All of it is under his control in a strange way. He could say no. He could walk away.
It would be both of their lives, but he doesn’t have to be the man that his master is trying to make him.
“You know…” he says, pulling up the other chair in the room and setting it in front of the woman. He sits down in it and watches her eyes on him, watches the terror that sets her body shaking and keeps her attention on his knife whenever it moves.
“When I was a little boy my mother used to tell me stories,” Butch says, looking down at his knife. “As humans we really love stories. They pass on knowledge. They share secrets. They are the tidbits that help us frame the lives we will lead in the future.”
The woman doesn’t respond, just keeps on sobbing. He can understand that, of course. How could he not? Butch has a knife and it’s pretty clear that this isn’t going to end well for the woman, even if she cooperates. Which, of course, is the point. His master wants to see that he can really do this, on a real, live person. If he fails this test, it is the end of his learning, and this isn’t a teacher that sends you home with a bad grade.
“You know what stories they don’t tend to tell us?” Butch continues, twisting the knife even more. “The stories of how the ‘monsters’ that we hear about come to be. We don’t explain monsters, you know? We jump at shadows and make whispers about what will happen to us if they catch us, but why monsters? Why do we need to invent stories about how terrible the shadows are?”
“Be-because children ask?” the woman asks him, and he has to grin.

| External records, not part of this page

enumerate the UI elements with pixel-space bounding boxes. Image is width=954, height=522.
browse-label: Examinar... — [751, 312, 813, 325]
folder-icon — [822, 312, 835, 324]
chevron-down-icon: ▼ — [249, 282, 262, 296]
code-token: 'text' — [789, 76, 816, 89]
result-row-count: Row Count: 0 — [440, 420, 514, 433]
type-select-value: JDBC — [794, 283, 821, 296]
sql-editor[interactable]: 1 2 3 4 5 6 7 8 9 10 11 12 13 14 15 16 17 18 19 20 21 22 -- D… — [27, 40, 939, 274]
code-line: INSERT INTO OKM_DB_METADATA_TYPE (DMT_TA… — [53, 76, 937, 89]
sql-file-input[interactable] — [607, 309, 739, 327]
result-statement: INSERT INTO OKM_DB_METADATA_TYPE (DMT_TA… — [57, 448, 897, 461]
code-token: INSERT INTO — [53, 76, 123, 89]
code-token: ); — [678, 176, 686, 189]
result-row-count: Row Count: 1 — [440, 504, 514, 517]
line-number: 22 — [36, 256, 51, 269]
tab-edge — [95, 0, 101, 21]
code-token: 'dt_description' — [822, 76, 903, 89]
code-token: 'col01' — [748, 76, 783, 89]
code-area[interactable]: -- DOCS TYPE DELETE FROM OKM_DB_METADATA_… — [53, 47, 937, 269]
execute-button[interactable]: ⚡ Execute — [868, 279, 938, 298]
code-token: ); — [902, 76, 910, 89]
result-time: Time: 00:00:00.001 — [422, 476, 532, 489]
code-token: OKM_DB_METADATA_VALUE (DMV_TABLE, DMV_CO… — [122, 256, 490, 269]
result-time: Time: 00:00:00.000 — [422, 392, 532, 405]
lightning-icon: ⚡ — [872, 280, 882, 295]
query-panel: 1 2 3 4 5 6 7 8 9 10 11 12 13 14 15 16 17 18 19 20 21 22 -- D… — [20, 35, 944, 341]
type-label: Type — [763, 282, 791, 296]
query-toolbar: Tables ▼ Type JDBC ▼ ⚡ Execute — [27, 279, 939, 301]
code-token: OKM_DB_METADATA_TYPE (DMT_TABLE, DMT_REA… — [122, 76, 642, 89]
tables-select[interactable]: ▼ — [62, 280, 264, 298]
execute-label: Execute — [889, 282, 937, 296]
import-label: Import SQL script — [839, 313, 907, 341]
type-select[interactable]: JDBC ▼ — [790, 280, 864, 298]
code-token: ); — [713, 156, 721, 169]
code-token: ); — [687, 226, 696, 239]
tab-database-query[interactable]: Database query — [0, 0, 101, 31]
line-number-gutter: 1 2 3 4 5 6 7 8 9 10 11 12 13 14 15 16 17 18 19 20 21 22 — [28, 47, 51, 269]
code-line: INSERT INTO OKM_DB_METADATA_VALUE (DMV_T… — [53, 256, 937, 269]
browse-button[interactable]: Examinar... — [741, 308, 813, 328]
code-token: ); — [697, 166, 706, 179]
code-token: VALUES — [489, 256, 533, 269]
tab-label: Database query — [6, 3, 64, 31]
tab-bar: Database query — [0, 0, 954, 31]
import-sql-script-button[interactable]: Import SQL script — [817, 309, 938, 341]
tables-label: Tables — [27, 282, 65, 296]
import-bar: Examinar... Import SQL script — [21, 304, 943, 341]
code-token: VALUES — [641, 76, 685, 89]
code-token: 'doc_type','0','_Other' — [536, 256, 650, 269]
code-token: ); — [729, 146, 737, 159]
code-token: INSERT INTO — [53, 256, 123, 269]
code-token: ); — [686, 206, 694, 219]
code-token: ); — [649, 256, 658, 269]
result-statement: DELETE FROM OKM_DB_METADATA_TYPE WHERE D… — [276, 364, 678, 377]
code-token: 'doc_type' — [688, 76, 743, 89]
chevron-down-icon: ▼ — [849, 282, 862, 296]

“There we go,” he laughs, pointing the knife toward her. “Finally contributing to the conversation. But no, my dear, it’s more than that. It’s because you should be afraid of the dark. Men like me exist in the dark.”
That’s all he has to say. The woman’s eyes go wider still with fear and Butch rises. It’s time to prove just how far into monstrosity he’s fallen. Because without monsters, well, what reason is there for heroes to exist.